When Burger King merged with the Canadian coffee and doughnut chain Tim Hortons in 2014, it had no women on its board of directors. Tim Hortons had three, but they did not join the board of the new combined entity, Restaurant Brands International, based in Ontario. OceanRock Investments, a major Vancouver-based investor in Tim Hortons that became a shareholder in RBI after the merger, decided that an all-male board was distinctly un-Canadian and put forward a resolution that would require the organization to adopt a plan to add more female directors, and more women in leadership generally, according to Jeff Green and Leslie Patton at Bloomberg:
Restaurant Brands International Inc.’s decision to base the merged company in Canada instead of Burger King’s former home in Miami makes the lack of female board members especially unwise, Pinto said. He contrasted it to newly elected Prime Minister Justin Trudeau’s pledge to ensure that half his cabinet members are women.

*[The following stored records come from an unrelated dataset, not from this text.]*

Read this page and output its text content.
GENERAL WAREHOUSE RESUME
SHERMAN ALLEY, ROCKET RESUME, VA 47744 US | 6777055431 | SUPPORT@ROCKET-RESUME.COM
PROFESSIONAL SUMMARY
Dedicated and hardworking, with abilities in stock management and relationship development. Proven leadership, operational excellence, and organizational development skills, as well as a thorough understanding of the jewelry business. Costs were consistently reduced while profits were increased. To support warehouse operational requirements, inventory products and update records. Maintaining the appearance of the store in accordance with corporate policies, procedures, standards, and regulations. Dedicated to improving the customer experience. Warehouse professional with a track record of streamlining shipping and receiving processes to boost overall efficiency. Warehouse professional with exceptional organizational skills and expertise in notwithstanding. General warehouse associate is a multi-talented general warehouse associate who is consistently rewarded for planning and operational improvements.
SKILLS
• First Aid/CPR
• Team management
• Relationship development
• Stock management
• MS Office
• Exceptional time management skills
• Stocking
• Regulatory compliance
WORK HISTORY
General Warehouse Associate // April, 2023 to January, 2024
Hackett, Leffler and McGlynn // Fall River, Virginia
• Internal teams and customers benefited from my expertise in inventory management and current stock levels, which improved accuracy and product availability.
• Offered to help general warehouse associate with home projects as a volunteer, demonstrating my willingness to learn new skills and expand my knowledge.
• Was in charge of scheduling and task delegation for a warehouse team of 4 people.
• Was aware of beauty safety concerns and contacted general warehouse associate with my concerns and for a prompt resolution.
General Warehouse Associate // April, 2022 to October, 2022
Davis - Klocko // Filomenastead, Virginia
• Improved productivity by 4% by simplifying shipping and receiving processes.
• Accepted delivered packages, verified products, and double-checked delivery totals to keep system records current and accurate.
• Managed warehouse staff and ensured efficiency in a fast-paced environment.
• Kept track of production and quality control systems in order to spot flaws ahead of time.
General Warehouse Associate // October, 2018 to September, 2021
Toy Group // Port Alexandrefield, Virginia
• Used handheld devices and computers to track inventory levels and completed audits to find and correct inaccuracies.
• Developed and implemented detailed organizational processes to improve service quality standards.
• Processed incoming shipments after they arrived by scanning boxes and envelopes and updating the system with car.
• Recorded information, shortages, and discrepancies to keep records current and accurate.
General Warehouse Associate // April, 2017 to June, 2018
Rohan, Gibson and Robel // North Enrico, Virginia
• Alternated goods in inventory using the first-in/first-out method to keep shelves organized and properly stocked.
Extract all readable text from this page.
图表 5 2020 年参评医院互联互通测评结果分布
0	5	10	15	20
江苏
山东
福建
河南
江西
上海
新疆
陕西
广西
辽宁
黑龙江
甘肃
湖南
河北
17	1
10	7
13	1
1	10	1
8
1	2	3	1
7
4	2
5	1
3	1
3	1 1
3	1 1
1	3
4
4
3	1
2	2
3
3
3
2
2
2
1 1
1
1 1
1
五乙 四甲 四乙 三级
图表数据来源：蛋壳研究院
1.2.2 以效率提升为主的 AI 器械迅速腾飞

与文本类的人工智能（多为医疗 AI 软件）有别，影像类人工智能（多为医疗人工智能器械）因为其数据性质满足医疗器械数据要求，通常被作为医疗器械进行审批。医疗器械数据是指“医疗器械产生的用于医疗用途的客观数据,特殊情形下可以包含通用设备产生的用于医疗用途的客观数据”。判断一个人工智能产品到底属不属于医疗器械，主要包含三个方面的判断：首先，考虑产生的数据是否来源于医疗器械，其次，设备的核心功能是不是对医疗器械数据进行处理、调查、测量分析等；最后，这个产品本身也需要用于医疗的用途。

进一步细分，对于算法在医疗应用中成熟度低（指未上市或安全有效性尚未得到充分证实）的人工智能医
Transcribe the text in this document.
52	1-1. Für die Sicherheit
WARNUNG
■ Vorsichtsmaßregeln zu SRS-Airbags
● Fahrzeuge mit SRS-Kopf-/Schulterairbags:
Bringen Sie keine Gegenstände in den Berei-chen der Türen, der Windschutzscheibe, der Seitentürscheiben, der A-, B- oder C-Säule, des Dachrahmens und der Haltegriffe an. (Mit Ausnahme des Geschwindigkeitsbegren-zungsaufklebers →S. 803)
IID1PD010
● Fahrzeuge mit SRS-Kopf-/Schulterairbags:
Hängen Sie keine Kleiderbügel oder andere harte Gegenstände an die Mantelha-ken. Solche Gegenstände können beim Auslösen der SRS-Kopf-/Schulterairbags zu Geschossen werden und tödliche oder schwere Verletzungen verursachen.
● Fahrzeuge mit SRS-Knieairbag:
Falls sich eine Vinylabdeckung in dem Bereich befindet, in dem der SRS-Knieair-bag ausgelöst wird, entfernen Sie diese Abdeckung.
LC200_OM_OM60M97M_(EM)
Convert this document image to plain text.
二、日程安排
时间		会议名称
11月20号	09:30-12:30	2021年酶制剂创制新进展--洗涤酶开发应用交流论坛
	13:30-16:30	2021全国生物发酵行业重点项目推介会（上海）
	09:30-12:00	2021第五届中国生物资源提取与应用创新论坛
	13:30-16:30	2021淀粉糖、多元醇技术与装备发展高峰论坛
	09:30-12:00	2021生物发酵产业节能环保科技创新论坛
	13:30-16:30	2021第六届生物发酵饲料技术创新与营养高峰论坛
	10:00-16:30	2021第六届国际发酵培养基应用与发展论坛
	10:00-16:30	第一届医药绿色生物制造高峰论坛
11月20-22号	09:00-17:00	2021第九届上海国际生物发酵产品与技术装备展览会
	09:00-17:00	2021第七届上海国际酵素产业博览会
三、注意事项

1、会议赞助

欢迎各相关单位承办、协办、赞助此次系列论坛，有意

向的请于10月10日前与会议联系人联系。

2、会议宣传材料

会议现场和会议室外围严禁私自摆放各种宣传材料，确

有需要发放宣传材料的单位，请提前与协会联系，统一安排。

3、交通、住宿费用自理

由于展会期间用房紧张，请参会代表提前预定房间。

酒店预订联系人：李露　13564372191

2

“It’s an odd position to take in Canada, because certainly board diversity and targeting an appropriate number of women representatives is a hot-button issue,” Pinto said in an interview. “They fairly and legitimately took over Tim Hortons, but why would you not continue with the policy Tim Hortons had in place?” …
For its part, Restaurant Brands said it has already modified its guidelines to make diversity considerations more apparent. Making a specific pledge to add women might hamper the flexibility to select the best candidates, the company said in an April proxy filing in response to Pinto’s measure.
The vast majority of RBI’s competitors, such as McDonald’s, Wendy’s, and Starbucks, have at least one female director. At this Thursday’s board meeting, investors rejected the resolution, but the pressure on RBI to diversify its leadership won’t end there, Green and Patton note:
The group 2020 Women on Boards, which seeks to have women represent 20 percent of directors at the largest companies, will target the Burger King owner on June 20 as part of a campaign to pressure companies with all-male boards, said Malli Gero, co-founder of the group. Among companies the group has targeted, and which later added women, are Facebook Inc., Urban Outfitters Inc. and Monster Beverage Corp., she said.
Shareholders are typically reluctant to pass resolutions mandating diversity in corporate leadership: In February, Apple investors voted down a proposal to require the company to aggressively pursue racial diversity in its board and C-suite. The argument organizations make to investors in these situations, which the investors usually accept, is exactly what Restaurant Brands said in its proxy filing: that such mandates might prevent the company from hiring the most qualified candidates.
But our increasing understanding of unconscious bias complicates this argument: All-male boards of directors often claim that the only reason they have no women in the room is that they can’t find any qualified female candidates, but this is dubious; a more likely scenario is that the qualified women just aren’t in these men’s networks, and the same is likely true for minorities. Research has also shown that boards are usually reluctant to replace a departing male board member with a woman. Systemic biases like these are a major reason why, even if the current rate of progress were to double, it would still take more than 40 years to reach gender parity in American boardrooms.